The key to this trans­for­ma­tion, the door­way to the suc­cess­ful turn­around is, look­ing in­te­gral­ly and sur­gi­cal­ly in­to the lead­er­ship, mo­ti­va­tion and cul­ture of the or­gan­i­sa­tion

If you fail to raise these boul­ders and shake the dust of ha­bit­u­al prac­tices, and make un­com­fort­able some of the com­fort zones of cul­ture, all you will be un­der­go­ing is a clear­ly de­fined cir­cle that will bring you right back to the start point with mil­lions of dol­lars wast­ed

The mes­sage is clear, if you are prepar­ing for trans­for­ma­tion, pre­pare for the war­fare. Some may see it as a struc­tur­al ap­proach to pro­gres­sive de­vel­op­ment and best prac­tice. Oth­ers may see it as block­ing them from pass­ing through what is not right­ful­ly theirs to so do

Dur­ing the change process and the nu­mer­ous ex­er­cis­es, be pre­pared to ex­am­ine how the or­gan­i­sa­tion is led.

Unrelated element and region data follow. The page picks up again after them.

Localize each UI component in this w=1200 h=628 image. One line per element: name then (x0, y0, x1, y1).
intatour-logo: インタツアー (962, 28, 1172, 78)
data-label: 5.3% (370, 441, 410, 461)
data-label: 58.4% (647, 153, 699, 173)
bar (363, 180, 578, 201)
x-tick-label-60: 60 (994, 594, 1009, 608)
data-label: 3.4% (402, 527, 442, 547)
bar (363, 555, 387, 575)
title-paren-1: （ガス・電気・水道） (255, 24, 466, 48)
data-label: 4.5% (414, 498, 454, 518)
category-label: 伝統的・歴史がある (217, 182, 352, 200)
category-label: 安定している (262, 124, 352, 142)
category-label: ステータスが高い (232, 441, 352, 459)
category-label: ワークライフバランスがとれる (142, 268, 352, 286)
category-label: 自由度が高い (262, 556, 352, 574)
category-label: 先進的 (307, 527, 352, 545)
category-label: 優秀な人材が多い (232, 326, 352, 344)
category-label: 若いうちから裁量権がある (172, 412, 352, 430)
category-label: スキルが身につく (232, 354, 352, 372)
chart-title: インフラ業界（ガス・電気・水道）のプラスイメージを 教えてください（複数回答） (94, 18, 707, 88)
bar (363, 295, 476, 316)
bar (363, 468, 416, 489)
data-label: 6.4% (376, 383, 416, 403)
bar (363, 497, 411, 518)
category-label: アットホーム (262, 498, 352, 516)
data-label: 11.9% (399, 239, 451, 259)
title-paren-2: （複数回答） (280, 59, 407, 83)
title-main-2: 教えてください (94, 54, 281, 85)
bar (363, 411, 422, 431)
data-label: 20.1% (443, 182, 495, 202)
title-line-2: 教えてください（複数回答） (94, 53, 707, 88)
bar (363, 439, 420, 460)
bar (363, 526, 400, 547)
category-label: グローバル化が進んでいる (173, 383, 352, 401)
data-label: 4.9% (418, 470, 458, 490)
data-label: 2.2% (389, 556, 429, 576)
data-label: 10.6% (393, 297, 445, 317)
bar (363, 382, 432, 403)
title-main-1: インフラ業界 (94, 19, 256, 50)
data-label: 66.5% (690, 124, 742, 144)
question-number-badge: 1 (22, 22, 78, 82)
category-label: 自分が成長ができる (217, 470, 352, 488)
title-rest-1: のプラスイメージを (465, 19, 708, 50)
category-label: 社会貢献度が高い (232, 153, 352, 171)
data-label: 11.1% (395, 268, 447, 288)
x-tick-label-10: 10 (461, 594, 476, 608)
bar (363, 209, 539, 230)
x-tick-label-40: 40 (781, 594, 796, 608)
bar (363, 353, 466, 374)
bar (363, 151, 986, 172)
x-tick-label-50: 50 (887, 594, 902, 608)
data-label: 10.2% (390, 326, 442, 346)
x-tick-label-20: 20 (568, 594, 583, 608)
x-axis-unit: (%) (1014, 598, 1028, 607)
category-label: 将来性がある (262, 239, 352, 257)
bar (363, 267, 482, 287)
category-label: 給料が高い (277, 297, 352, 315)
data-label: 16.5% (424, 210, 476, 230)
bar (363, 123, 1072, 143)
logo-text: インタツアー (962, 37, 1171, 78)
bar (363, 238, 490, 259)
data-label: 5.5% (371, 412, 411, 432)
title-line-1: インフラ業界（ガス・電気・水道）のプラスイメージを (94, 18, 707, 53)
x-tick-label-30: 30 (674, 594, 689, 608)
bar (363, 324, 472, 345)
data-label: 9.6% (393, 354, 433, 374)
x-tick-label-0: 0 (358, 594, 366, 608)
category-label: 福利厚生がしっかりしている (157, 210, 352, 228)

How de­ci­sions are be­ing made. How are crises be­ing man­aged and how are we prepar­ing those be­low us to suc­ceed and as­sume lead­er­ship in our suc­ces­sion plan­ning. A good launch pad would be to ask, “Are our lead­ers trans­for­ma­tion­al or trans­ac­tion­al?”

We must al­so thor­ough­ly ex­am­ine the mo­ti­va­tion­al tem­per­a­ture check. My grand­moth­er used to say, “All skin teeth is no grin!” And she was ab­solute­ly cor­rect. Are our peo­ple smil­ing, or grind­ing their teeth? Are our peo­ple walk­ing around with paint­ed smiles pow­dered with hypocrisy, or are they gen­uine­ly hap­py to be part of this or­gan­i­sa­tion? If our peo­ple are hurt­ing, then…our or­gan­i­sa­tion is hurt­ing

Last­ly, how do we do busi­ness here? What type of cul­ture ex­ists?

We can work around the clock, in­stalling all the de­vices of change and de­vel­op­ment, and if we fail to ad­dress the cul­ture of the or­gan­i­sa­tion, we will not suc­ceed

Cul­ture is the ele­phant in the room. It runs so deep that it be­gins to flow in the DNA of our peo­ple, trans­form­ing in­to a way of life and spread­ing in­to house­holds and be­hav­iours of even our stake­hold­ers

Cul­ture goes way be­yond re-brand­ing and re-de­sign­ing of lo­gos and em­blems, or change in uni­forms

Nope!!! Cul­ture is re-shap­ing minds and lives. Not every­one is ready nor pre­pared for such a shift. If that’s the is­sue, then their in­ter­est was nev­er in­sti­tu­tion­al, but al­ways self

The vi­sion must be kept alive, the vi­sion must be clear­ly com­mu­ni­cat­ed and the vi­sion must be mea­sured over time

The re­al­i­ty is—trans­for­ma­tion is a war­fare!!